Time ripe for an English accounting

PUBLISHED : Friday, 27 April, 2007, 12:00am
UPDATED : Friday, 27 April, 2007, 12:00am

With reference to 'If the NET scheme is going to survive, it needs a total overhaul', I have been a school English teacher (SET - acting as bridge between NETs and school management) for five years and served in one secondary school, two primary schools and worked with four NETs.

As a teacher of English, I think the NET scheme is very useful, opening opportunities for communication and exchange in English in the school. In my experience, both the local English teachers (LET) and NETs have found the experience of working together both beneficial for our teaching and professional development.

I agree with Craig Boswell and Lee Weston that the government must take a serious look at what is causing this exodus of our NETs because the NET is certainly one of the invaluable assets of English language teaching in Hong Kong. A regular review of the remuneration package against the current cost of living is certainly necessary, yet I would suggest that the difference in pay between the NETs and LETs can be quite sensitive as both do about the same job.

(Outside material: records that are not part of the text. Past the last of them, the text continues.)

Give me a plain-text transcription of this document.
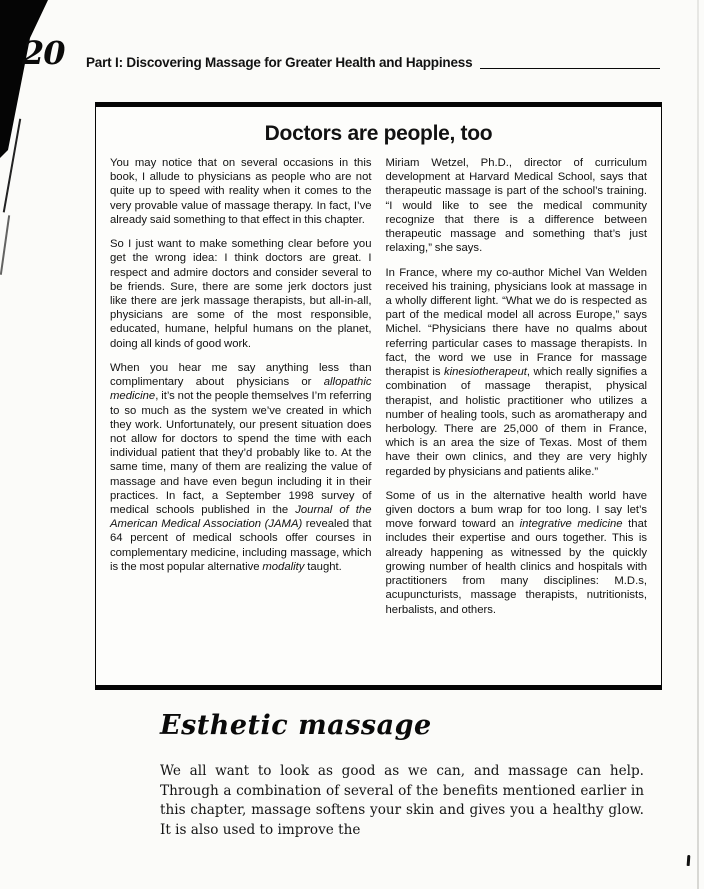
20 Part I: Discovering Massage for Greater Health and Happiness
Doctors are people, too

You may notice that on several occasions in this book, I allude to physicians as people who are not quite up to speed with reality when it comes to the very provable value of massage therapy. In fact, I’ve already said something to that effect in this chapter.

So I just want to make something clear before you get the wrong idea: I think doctors are great. I respect and admire doctors and consider several to be friends. Sure, there are some jerk doctors just like there are jerk massage therapists, but all-in-all, physicians are some of the most responsible, educated, humane, helpful humans on the planet, doing all kinds of good work.

When you hear me say anything less than complimentary about physicians or allopathic medicine, it’s not the people themselves I’m referring to so much as the system we’ve created in which they work. Unfortunately, our present situation does not allow for doctors to spend the time with each individual patient that they’d probably like to. At the same time, many of them are realizing the value of massage and have even begun including it in their practices. In fact, a September 1998 survey of medical schools published in the Journal of the American Medical Association (JAMA) revealed that 64 percent of medical schools offer courses in complementary medicine, including massage, which is the most popular alternative modality taught.

Miriam Wetzel, Ph.D., director of curriculum development at Harvard Medical School, says that therapeutic massage is part of the school’s training. “I would like to see the medical community recognize that there is a difference between therapeutic massage and something that’s just relaxing,” she says.

In France, where my co-author Michel Van Welden received his training, physicians look at massage in a wholly different light. “What we do is respected as part of the medical model all across Europe,” says Michel. “Physicians there have no qualms about referring particular cases to massage therapists. In fact, the word we use in France for massage therapist is kinesiotherapeut, which really signifies a combination of massage therapist, physical therapist, and holistic practitioner who utilizes a number of healing tools, such as aromatherapy and herbology. There are 25,000 of them in France, which is an area the size of Texas. Most of them have their own clinics, and they are very highly regarded by physicians and patients alike.”

Some of us in the alternative health world have given doctors a bum wrap for too long. I say let’s move forward toward an integrative medicine that includes their expertise and ours together. This is already happening as witnessed by the quickly growing number of health clinics and hospitals with practitioners from many disciplines: M.D.s, acupuncturists, massage therapists, nutritionists, herbalists, and others.

Esthetic massage

We all want to look as good as we can, and massage can help. Through a combination of several of the benefits mentioned earlier in this chapter, massage softens your skin and gives you a healthy glow. It is also used to improve the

Apart from financial problems, we must also mention the working conditions of individual NETs within schools. Due to the tide of education reforms and the downsizing pressure on schools due to the continuous drop in the birthrate, the workload on teachers in Hong Kong is constantly increasing. A NET has certainly experienced the same work pressure as all the other local teachers do. English language is a curriculum core in Hong Kong education.

After devoting so much time and human resources, we are asking for results. It is widely accepted that the NET scheme was a good thing for our students. Yet, how can it work to its best?